Generation Y, Yoani Sanchez, Havana, 9 July 2015 – There are several ways to react when faced with another person’s affluence. One of them is the one taught to us by the Castro regime from the time we were little, and that is based on anger and stigmatizing the prosperous. A Robin Hood-like intransigence, the point of which is to snatch from the other person the “excess” or whatever he “has too much of.” This animosity toward anyone who makes progress, accumulates property, or enjoys certain material comforts, has ended up becoming an inseparable component of our idiosyncrasy, although the times seem to be changing.
“I am never going to go on a cruise, but the more they come… the more we gain,” a retired man said yesterday, chewing tobacco and wearing a shirt so worn out his skin showed through. The official news just announced that the US company Carnival Cruise Lines received authorization from Washington to travel to Cuba, and the gentleman was expressing his own opinion about the luxuries enjoyed by others. This symbol of a capitalism of pleasures, fun and wastefulness is about to dock in Havana and it is noteworthy that officialdom will receive it not with shouts or slogans, but rather will welcome it.
Cubans don’t appear scandalized when we talk about these floating behemoths that will arrive with sumptuousness and money, a lot of money. Rather, people calculate the benefit involved when the giant of the seas touches land and a flood of tourists descend with bulging wallets and overflowing sunscreen. Restaurant owners near the Port of Havana are rubbing their hands and tchotchke sellers are hoping to improve their sales.
“Carnival Cruise Lines is the last fig leaf that has been removed and it lays bare their shameless fascination with money, their own and others’.”

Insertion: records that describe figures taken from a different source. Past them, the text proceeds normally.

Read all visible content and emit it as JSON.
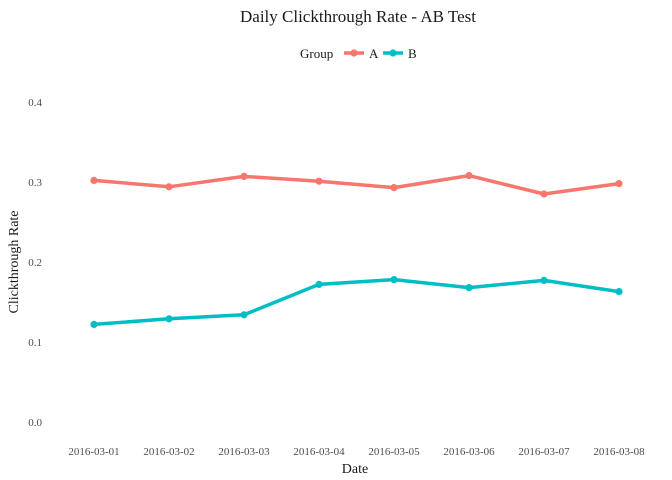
{
  "chart_data": {
    "type": "line",
    "title": "Daily Clickthrough Rate - AB Test",
    "xlabel": "Date",
    "ylabel": "Clickthrough Rate",
    "categories": [
      "2016-03-01",
      "2016-03-02",
      "2016-03-03",
      "2016-03-04",
      "2016-03-05",
      "2016-03-06",
      "2016-03-07",
      "2016-03-08"
    ],
    "ylim": [
      0.0,
      0.4
    ],
    "yticks": [
      "0.0",
      "0.1",
      "0.2",
      "0.3",
      "0.4"
    ],
    "grid": false,
    "legend": {
      "title": "Group",
      "placement": "top"
    },
    "series": [
      {
        "name": "A",
        "color": "#f8766d",
        "values": [
          0.302,
          0.294,
          0.307,
          0.301,
          0.293,
          0.308,
          0.285,
          0.298
        ]
      },
      {
        "name": "B",
        "color": "#00bfc4",
        "values": [
          0.122,
          0.129,
          0.134,
          0.172,
          0.178,
          0.168,
          0.177,
          0.163
        ]
      }
    ]
  }
}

Others, like the gentleman with the worn out shirt and the chewing tobacco, will probably not benefit at all from Carnival Line’s arrival. However, unlike in the past when he had spit with anger at these “exploitative bourgeois who come to leave us their trash,” now he seems disposed to cope with such an exhibition of ostentation and glamor. Asked about his tolerance for others’ luxuries, the old man explained that, “There are people here who live like that, so grandly, but they’re up there,” as he pointed a finger skyward to indicate the nomenklatura. “Here the difference is that we will see them coming by sea and they won’t be hiding what they have,” he said.
To preserve the succulent assets associated with power, the government itself is changing its discourse regarding the wealth of others, and trying to attract those, “rich people, bourgeois, empowered,” whom they renounced and fought for decades. However, in order to reap the benefits of luxury tourism, they are sending a contradictory message to their citizens who grew up under calls for egalitarianism and austerity. Carnival Cruise Lines is the last fig leaf that has been removed and it lays bare their shameless fascination with money, their own and others’.